PPP

Geschrieben von Udo Thelen am 18. Januar 2011

“PPP” heißt Public Private Partnership. Das Konzept ist schillernd und umfasst im allgemeinen Sprachgebrauch inzwischen fast alle Bereiche, in denen öffentliche Hand und private Partner auf irgendeine Weise miteinander kooperieren (gemeinsame Finanzierungen, Investorenmodelle, sale and lease back, gemeinsame Beteiligung an Unternehmen, etc.). Persönlich finde ich Projekte besonders interessant, die trotz intensiver Vorplanungen NICHT zustande kommen; da es in der Natur der Sache liegt, dass “Nicht-Realisiertes” in der Regel unbekannt bleibt, ist der Fall des neuen Zentralgebäudes der Universität Lüneburg (Leuphana) für PPP-Forscher gewissermaßen ein Glücksfall. Der von Stararchitekt Daniel Libeskind entworfene Bau sollte ursprünglich zusammen mit Tiefgarage und Hotel als PPP mit Unterstützung eines privaten Investors realisiert werden. Nach der Prüfung diverser Modelle und Vorschläge ist nun offensichtlich doch vorgesehen, den Bau vollständig als Eigenprojekt der Universität umzusetzen. Ein aktueller FTD-Beitrag resümiert die Eckdaten:

http://www.ftd.de/wissen/leben/:keine-geldgeber-erstes-ppp-b…

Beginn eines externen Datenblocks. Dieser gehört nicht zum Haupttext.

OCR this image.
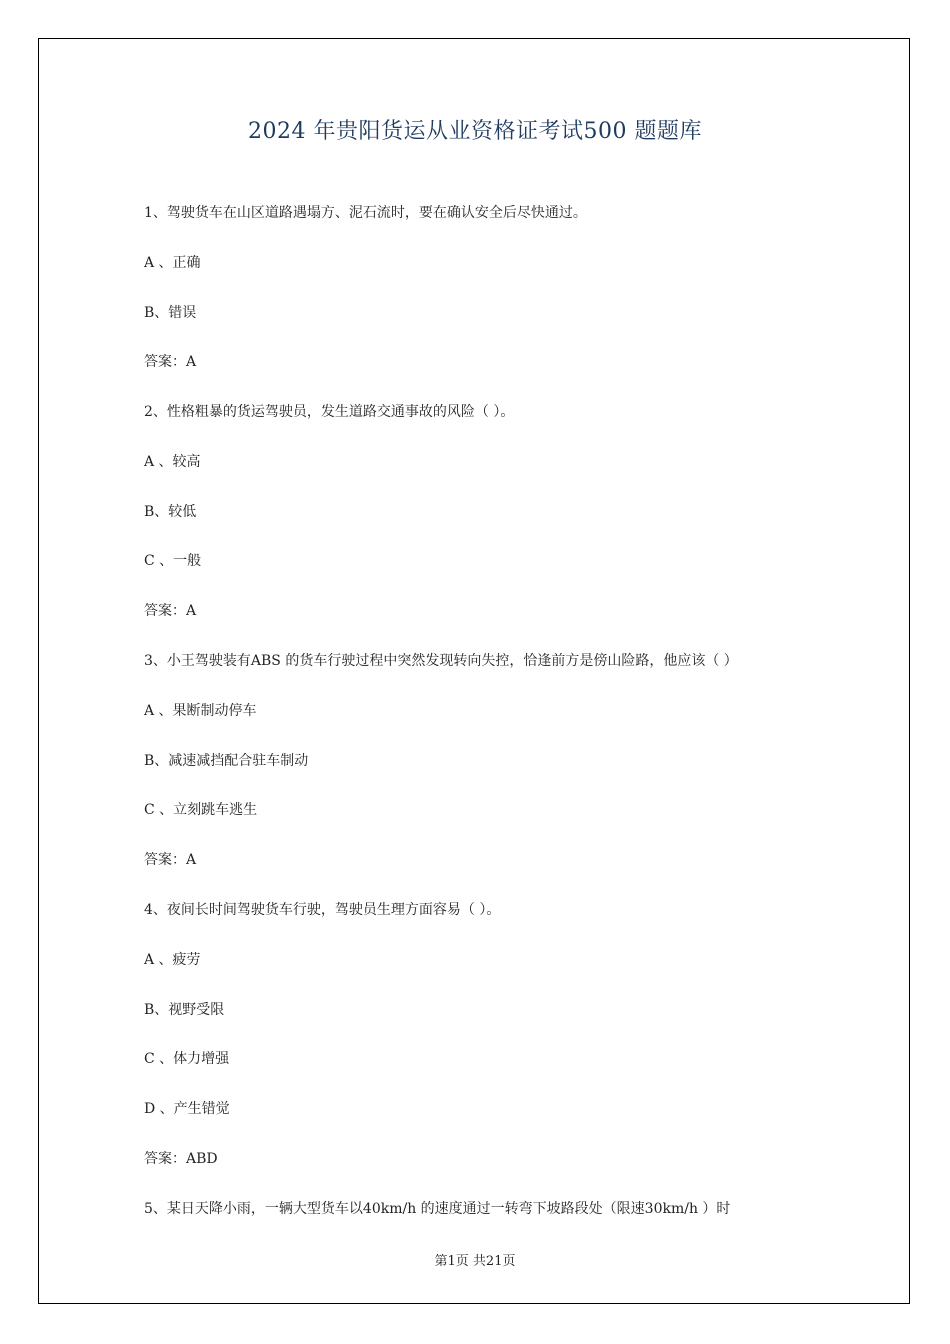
2024 年贵阳货运从业资格证考试500 题题库
1、驾驶货车在山区道路遇塌方、泥石流时，要在确认安全后尽快通过。
A 、正确
B、错误
答案：A
2、性格粗暴的货运驾驶员，发生道路交通事故的风险（ ）。
A 、较高
B、较低
C 、一般
答案：A
3、小王驾驶装有ABS 的货车行驶过程中突然发现转向失控，恰逢前方是傍山险路，他应该（ ）
A 、果断制动停车
B、减速减挡配合驻车制动
C 、立刻跳车逃生
答案：A
4、夜间长时间驾驶货车行驶，驾驶员生理方面容易（ ）。
A 、疲劳
B、视野受限
C 、体力增强
D 、产生错觉
答案：ABD
5、某日天降小雨，一辆大型货车以40km/h 的速度通过一转弯下坡路段处（限速30km/h ）时
第1页 共21页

Laut Leuphana-Vizepräsident Holm Keller spart die Universität durch die Eigenrealisierung “einige Millionen”. Als Grund wird angeführt, dass man anfangs die Risiken des Vorhabens überbewertet habe; nach Ausarbeitung und Detaillierung der Planungen habe sich dann herausgestellt, dass die Risiken gar nicht so hoch seien und man entsprechend durch eine Eigenrealisierung des Vorhabens die hohen Risikozuschläge in den Planungsansätzen der Investoren einsparen könne. Das klingt plausibel. Als PPP-interessierter Leser wäre man an dieser Stelle aber natürlich brennend interessiert, mehr über die “Geschichte hinter der Geschichte” zu erfahren… Wer sich im hochschulischen Bereich mit PPP beschäftigt oder gar eigene Projekte realisiert hat, erahnt, wie komplex die Überlegungen und Planungen der Lüneburger Kollegen sind. Für den Bau wünsche ich allen Beteiligten alles Gute und eine glückliche Hand!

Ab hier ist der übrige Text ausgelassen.